Dr. Dave Chokshi has shaped New York City’s health care policies amid the turbulent COVID-19 pandemic. The delta variant became increasingly common in the city as he took over as health commissioner in 2020 – and now he is managing the response to yet an even more transmissible variant of the coronavirus. Chokshi will stay on in the position until March to ensure a smooth transition for Dr. Ashwin Vasan, the former president and CEO of the mental health nonprofit Fountain House, to take over as commissioner.

3. Ashwin Vasan

Senior Adviser for Public Health and Incoming Health Commissioner, New York City Department of Health and Mental Hygiene

Ashwin Vasan
/
Saskia Kahn/Fountain House

Since 2019, Dr. Ashwin Vasan has been leading Fountain House’s expansion into a national nonprofit delivering mental health care. That experience – along with his extensive work as a physician, academic and public health official – played a major role in New York City Mayor Eric Adams’ decision to name him the city’s next health commissioner. Vasan will take over the influential post in March, and in the meantime, he will serve as a senior adviser for public health.

4. Anne Williams-Isom

New York City Deputy Mayor for Health and Human Services

Anne Williams-Isom is returning to New York City government under Mayor Eric Adams, who named her to the critical role of deputy mayor for health and human services. That means all of the city’s health and social services agencies will fall under her purview, including overseeing a wide range of initiatives to help vulnerable New Yorkers through the COVID-19 pandemic. She has previously served as

Read More

HCA Health care to establish 5 new hospitals in Texas, including 1 in Dallas-Fort Truly worth

HCA Health care to establish 5 new hospitals in Texas, including 1 in Dallas-Fort Truly worth

The wellbeing treatment service provider that boasts it sees additional Texas patients every 12 months than its rivals is betting huge on the state’s speedy expansion, announcing plans Wednesday to develop five new hospitals in Texas’ largest metropolitan areas.

Nashville-primarily based HCA Healthcare explained it will build new, full-services hospitals in Dallas-Fort Worth and Houston and lover with other overall health treatment devices on a new healthcare facility in San Antonio and two new kinds in Austin.

The company’s announcement, which came following sector trading finished, did not offer specifics on where the new hospitals will be constructed or the sizing of its prepared expense. In San Antonio, it will spouse with Methodist Health care Ministries. In Austin, it is teaming with St. David’s Foundation and Georgetown Wellbeing Basis.

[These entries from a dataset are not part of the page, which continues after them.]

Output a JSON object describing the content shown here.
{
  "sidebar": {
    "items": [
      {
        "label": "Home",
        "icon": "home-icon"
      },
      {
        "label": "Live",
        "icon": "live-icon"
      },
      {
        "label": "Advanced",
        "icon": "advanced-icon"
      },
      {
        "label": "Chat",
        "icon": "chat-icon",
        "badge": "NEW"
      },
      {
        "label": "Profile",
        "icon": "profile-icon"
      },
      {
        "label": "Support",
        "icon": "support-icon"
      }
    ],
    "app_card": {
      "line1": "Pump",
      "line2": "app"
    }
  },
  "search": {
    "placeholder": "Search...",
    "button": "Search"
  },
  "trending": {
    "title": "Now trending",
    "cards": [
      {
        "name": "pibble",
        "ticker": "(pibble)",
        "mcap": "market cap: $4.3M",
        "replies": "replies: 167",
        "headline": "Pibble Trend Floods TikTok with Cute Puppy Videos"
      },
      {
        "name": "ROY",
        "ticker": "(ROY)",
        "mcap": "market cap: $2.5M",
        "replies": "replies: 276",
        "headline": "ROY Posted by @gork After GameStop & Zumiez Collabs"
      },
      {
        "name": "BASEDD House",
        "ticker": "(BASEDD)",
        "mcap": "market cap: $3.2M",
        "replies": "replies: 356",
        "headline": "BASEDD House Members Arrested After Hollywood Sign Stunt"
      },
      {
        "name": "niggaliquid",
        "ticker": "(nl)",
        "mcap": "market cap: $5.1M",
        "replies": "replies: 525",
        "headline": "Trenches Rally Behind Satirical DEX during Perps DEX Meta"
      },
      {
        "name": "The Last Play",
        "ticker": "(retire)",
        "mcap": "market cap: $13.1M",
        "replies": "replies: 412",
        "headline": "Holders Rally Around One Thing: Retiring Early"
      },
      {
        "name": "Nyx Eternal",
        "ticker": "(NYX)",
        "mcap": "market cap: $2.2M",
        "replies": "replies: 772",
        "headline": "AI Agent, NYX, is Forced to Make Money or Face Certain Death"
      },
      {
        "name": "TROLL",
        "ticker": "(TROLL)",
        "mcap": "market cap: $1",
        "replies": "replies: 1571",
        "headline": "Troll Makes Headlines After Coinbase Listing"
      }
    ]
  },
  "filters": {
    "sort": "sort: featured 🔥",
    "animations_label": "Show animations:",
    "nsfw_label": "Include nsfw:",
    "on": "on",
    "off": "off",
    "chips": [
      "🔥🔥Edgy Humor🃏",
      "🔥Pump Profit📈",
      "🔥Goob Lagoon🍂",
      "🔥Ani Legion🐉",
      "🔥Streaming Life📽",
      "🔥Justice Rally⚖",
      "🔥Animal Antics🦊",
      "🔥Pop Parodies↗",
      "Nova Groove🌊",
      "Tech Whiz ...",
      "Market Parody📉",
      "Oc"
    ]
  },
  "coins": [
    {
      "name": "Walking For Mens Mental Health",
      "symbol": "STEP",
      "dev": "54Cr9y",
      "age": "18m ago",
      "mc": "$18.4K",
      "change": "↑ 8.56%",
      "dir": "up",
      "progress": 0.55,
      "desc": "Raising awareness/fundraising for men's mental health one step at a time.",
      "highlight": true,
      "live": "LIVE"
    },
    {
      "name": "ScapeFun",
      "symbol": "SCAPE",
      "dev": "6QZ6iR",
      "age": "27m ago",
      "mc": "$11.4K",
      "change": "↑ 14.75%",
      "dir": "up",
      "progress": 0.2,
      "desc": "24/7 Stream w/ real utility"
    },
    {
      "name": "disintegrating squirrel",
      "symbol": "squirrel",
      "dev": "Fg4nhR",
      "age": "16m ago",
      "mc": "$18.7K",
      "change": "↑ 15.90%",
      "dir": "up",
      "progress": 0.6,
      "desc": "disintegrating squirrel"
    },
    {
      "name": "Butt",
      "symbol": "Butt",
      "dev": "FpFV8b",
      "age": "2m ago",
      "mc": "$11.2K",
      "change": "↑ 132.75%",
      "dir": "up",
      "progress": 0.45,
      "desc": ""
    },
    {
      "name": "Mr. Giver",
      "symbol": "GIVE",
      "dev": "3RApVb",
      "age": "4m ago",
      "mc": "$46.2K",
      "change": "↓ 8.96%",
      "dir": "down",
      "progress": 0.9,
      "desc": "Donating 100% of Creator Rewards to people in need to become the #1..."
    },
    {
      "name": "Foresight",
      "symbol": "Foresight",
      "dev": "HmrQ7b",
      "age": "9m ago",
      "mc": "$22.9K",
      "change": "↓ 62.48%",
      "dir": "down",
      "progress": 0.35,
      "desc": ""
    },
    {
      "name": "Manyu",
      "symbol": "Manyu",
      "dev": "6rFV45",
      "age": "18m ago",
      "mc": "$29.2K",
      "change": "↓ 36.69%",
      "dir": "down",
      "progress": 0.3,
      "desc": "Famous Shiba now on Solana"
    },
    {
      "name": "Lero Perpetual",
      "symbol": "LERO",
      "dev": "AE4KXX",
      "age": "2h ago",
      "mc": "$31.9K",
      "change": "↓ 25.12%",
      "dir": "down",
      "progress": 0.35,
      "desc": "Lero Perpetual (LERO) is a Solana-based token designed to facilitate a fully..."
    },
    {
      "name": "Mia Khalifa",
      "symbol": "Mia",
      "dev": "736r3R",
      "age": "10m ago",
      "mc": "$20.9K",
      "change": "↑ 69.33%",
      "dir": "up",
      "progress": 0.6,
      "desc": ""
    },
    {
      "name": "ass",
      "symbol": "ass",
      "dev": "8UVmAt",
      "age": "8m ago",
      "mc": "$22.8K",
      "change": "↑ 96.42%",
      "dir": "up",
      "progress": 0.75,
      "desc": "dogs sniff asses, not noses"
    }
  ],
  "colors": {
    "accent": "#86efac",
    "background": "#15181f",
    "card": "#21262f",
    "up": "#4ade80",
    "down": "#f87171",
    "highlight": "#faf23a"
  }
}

Spokeswoman Janet St. James mentioned the enterprise plans to release additional information on the expansion “in the in close proximity to potential.”

HCA’s disclosure came only several hours soon after Dallas-based Methodist Health and fitness System declared ideas to create a $200 million healthcare facility in Celina, one of the rapidly-escalating communities in Collin and Denton counties.

HCA employs 60,000 workers in Texas, wherever it lists 46 hospitals and 632 affiliated care websites. In Dallas-Fort Truly worth, its hospitals are branded Health-related Metropolis.

In full throughout 20 states and the United Kingdom, HCA operates 183 hospitals and about 2,000 satellite sites, together with operation facilities, free-standing ERs, urgent treatment facilities and health practitioner clinics.

HCA, launched in 1968, said in its announcement that it has invested $6.6 billion in Texas around the past 5 decades “to progress its overall health system to satisfy community need.”

“Communities across Texas are undergoing a rapid increase in population, and the addition of these new hospitals will enable our present network meet up with the rising require for health care solutions,” reported HCA Healthcare CEO Sam Hazen in a statement. “We are thrilled to grow our presence in Texas, and we think it will greatly enhance our treatment and better serve our patients.”

The business is scheduled to report its yr-conclude benefits Thursday morning. It’s forecasting 2021 income of about $59 billion, a sizable bounce from its 2020 annually income of $51.5 billion. For the three-thirty day period period of time that ended in September, HCA noted a 14.8% year-above-12 months maximize in income to $15.3 billion.